Wien. Ein Uni-Studium ist immer noch ein Privileg der gehobeneren Schicht: Dass die Aussage nicht ganz von der Hand zu weisen ist, das zeigt nicht zuletzt die Studierendensozialerhebung. Demnach stammen nur 18 Prozent der Studierenden – definiert anhand von Bildungsstand und beruflicher Position der Eltern – aus bildungsfernen Schichten. Die Chance, ein Studium zu beginnen, ist für Kindern aus Akademikerhaushalten insgesamt dreimal so hoch wie für Kinder, deren Eltern weniger gut ausgebildet sind. Das Problem ist schon lange bekannt. Eine zufriedenstellende Lösung wurde bislang aber noch nicht gefunden. Dabei gebe es einige sehr unterschiedliche Vorschläge:

•Die Quote: Geht es nach Oliver Vitouch, den neuen Rektor der Uni Klagenfurt, sollte sich Österreich ein Beispiel an den USA nehmen. Dort wird ein gewisser Anteil der Studienplätze bevorzugt an Studierende vergeben, die einer ethnischen Minderheiten angehören. Für Vitouch ist eine derartige Quote auch im Hinblick auf eine höhere soziale Durchmischung denkbar. „Es wäre sinnvoll, in überlaufenen Fächern eine Quote für Studienanfänger festzulegen, deren Eltern keine Matura haben“, sagt Vitouch im Gespräch mit der „Presse“.
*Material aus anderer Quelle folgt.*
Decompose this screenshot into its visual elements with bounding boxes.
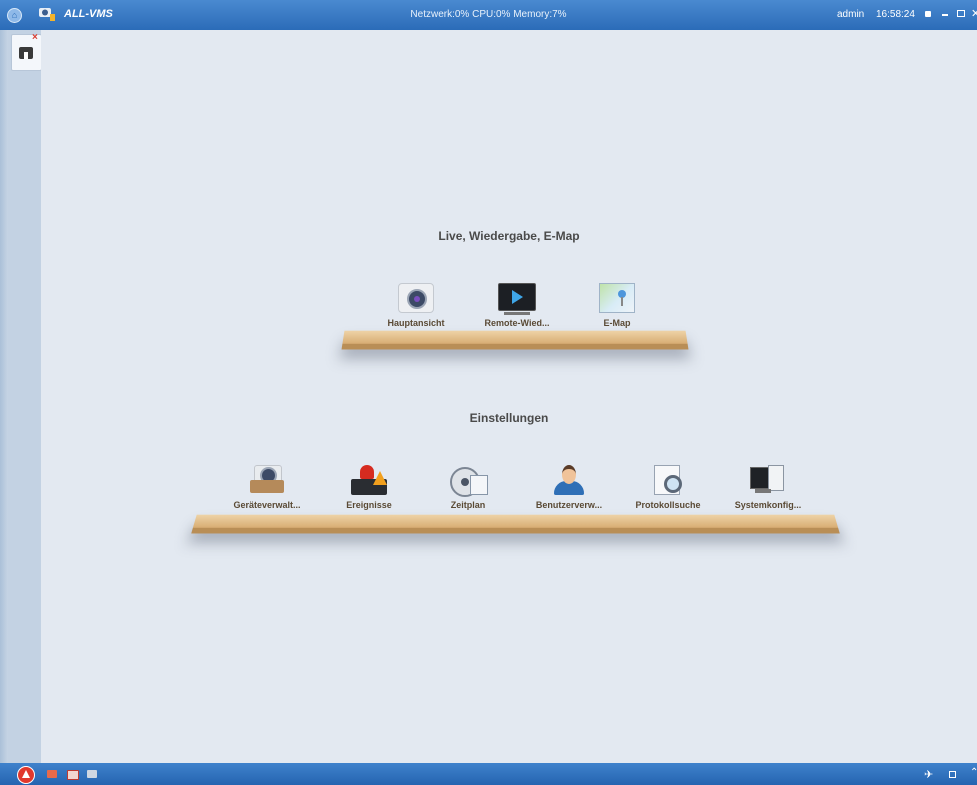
alarm-center-icon[interactable] [17, 766, 35, 784]
shelf-item-ereignisse[interactable]: Ereignisse [324, 465, 414, 510]
shelf-item-label: Protokollsuche [635, 500, 701, 510]
restore-button[interactable] [957, 10, 965, 17]
window-mode-icon[interactable] [949, 771, 956, 778]
home-icon [19, 47, 33, 59]
section-title-live: Live, Wiedergabe, E-Map [438, 229, 580, 243]
shelf-item-remote-wiedergabe[interactable]: Remote-Wied... [472, 283, 562, 328]
shelf-item-zeitplan[interactable]: Zeitplan [423, 465, 513, 510]
expand-up-icon[interactable]: ⌃ [970, 767, 977, 778]
shelf-item-label: Systemkonfig... [734, 500, 802, 510]
shelf-settings [191, 514, 840, 534]
shelf-live [341, 330, 689, 350]
shelf-item-label: Zeitplan [450, 500, 486, 510]
control-panel: Live, Wiedergabe, E-Map Hauptansicht Rem… [41, 30, 977, 763]
system-config-icon [749, 465, 787, 497]
close-tab-icon[interactable]: × [32, 32, 38, 43]
left-edge [0, 30, 8, 763]
tab-home[interactable]: × [11, 32, 42, 71]
playback-monitor-icon [498, 283, 536, 315]
schedule-reel-icon [449, 465, 488, 497]
camera-icon [397, 283, 435, 315]
shelf-item-label: E-Map [603, 318, 631, 328]
shelf-item-emap[interactable]: E-Map [572, 283, 662, 328]
shelf-item-benutzerverwaltung[interactable]: Benutzerverw... [524, 465, 614, 510]
shelf-item-label: Benutzerverw... [535, 500, 603, 510]
user-icon [550, 465, 588, 497]
device-management-icon [248, 465, 286, 497]
shelf-item-hauptansicht[interactable]: Hauptansicht [371, 283, 461, 328]
tab-bar [8, 30, 42, 763]
shelf-item-protokollsuche[interactable]: Protokollsuche [623, 465, 713, 510]
alarm-sound-icon[interactable] [47, 770, 57, 778]
shelf-item-geraeteverwaltung[interactable]: Geräteverwalt... [222, 465, 312, 510]
status-bar: ✈ ⌃ [0, 763, 977, 785]
system-status: Netzwerk:0% CPU:0% Memory:7% [410, 9, 567, 20]
shelf-item-label: Hauptansicht [387, 318, 445, 328]
lock-icon[interactable] [925, 11, 931, 17]
alarm-siren-icon [350, 465, 388, 497]
map-icon [598, 283, 636, 315]
close-button[interactable]: ✕ [971, 7, 977, 20]
shelf-item-label: Geräteverwalt... [233, 500, 301, 510]
shelf-item-label: Remote-Wied... [484, 318, 550, 328]
message-icon[interactable] [67, 770, 79, 780]
section-title-settings: Einstellungen [469, 411, 549, 425]
mute-speaker-icon[interactable] [87, 770, 97, 778]
clock: 16:58:24 [876, 9, 915, 20]
title-bar: ⌂ ALL-VMS Netzwerk:0% CPU:0% Memory:7% a… [0, 0, 977, 30]
minimize-button[interactable] [942, 14, 948, 16]
shelf-item-systemkonfiguration[interactable]: Systemkonfig... [723, 465, 813, 510]
shelf-item-label: Ereignisse [346, 500, 392, 510]
pin-icon[interactable]: ✈ [924, 768, 933, 781]
current-user[interactable]: admin [837, 9, 864, 20]
log-search-icon [649, 465, 687, 497]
•Mehr Information: Katja Urbatsch, die Gründerin der Initiative „arbeiterkind.de“, steht einer solchen Quote kritisch gegenüber. Ihr Argument: Erhalten Personen aufgrund einer vorgegebenen Quote einen Studienplatz, würde stets an ihrer Leistung gezweifelt. Im Zusammenhang mit einer besseren sozialen Durchmischung sei die Information von enormer Bedeutung. Bereits in der Schule sollte gezielt über das Studium informiert werden. Besonders wichtig ist die Information dann, wenn Bildungswegentscheidungen anstehen. Man müsse Perspektiven aufzeigen, Mut machen, das Selbstbewusstsein stärken und Vorbild sein. Denn viele Kinder aus niedrigeren sozialen Schichten würden davon ausgehen, „dass studieren nur etwas für Reiche“ ist, so Urbatsch.

•Finanzierung: Die Hochschülerschaft (ÖH) sieht wiederum die Finanzierung des Studiums als wesentlichen Grund dafür, dass sich viele Jugendliche aus niedrigen sozialen Schichten gegen ein Studium entscheiden. Und tatsächlich zeigt die Sozialerhebung, dass 88 Prozent der Studierenden aus niedriger sozialer Schicht neben ihrem Studium aufgrund von finanzieller Notwendigkeit einem Job nachgehen. Die ÖH fordert deshalb eine Erhöhung der staatlichen Beihilfen. Langfristig will sie ein Grundstipendium für alle Studierenden. Als kurzfristige Maßnahme schlägt Angelika Gruber vom ÖH-Vorsitzteam vor, die Familien- und Studienbeihilfe an die Inflation anzupassen. Auf die Studienbeihilfe soll bei der Inskription ein automatischer Antrag gestellt werden und die Familienbeihilfe direkt ausbezahlt werden. Auch das Uni-Ministerium sieht Handlungsbedarf. Zwar stünden derzeit (inklusive Leistungsstipendien) jährlich bereits rund 190 Millionen Euro für die Studienförderung zur Verfügung, man wolle das System aber weiter ausbauen. Derzeit wird evaluiert.

•Orientierungsphase: Es gibt jedoch auch erfreuliche Trends. Der Anteil der Studienanfänger aus bildungsfernen Schichten ist in den vergangenen Jahren gestiegen, erklärt Martin Unger, Herausgeber der Studierendensozialerhebung. Und dennoch: Studierende aus bildungsfernen Schichten brechen das Studium signifikant häufiger ab – und zwar kurz nach Studienbeginn. Hauptgrund dafür: die doppelte Belastung durch Studium und Berufstätigkeit. Die gestiegenen Anforderungen durch die Studieneingangs- und Orientierungsphase (STEOP) hat die Situation für die Studierenden zusätzlich erschwert, klagt die ÖH und spricht sich für eine Reform der Orientierungsphase aus.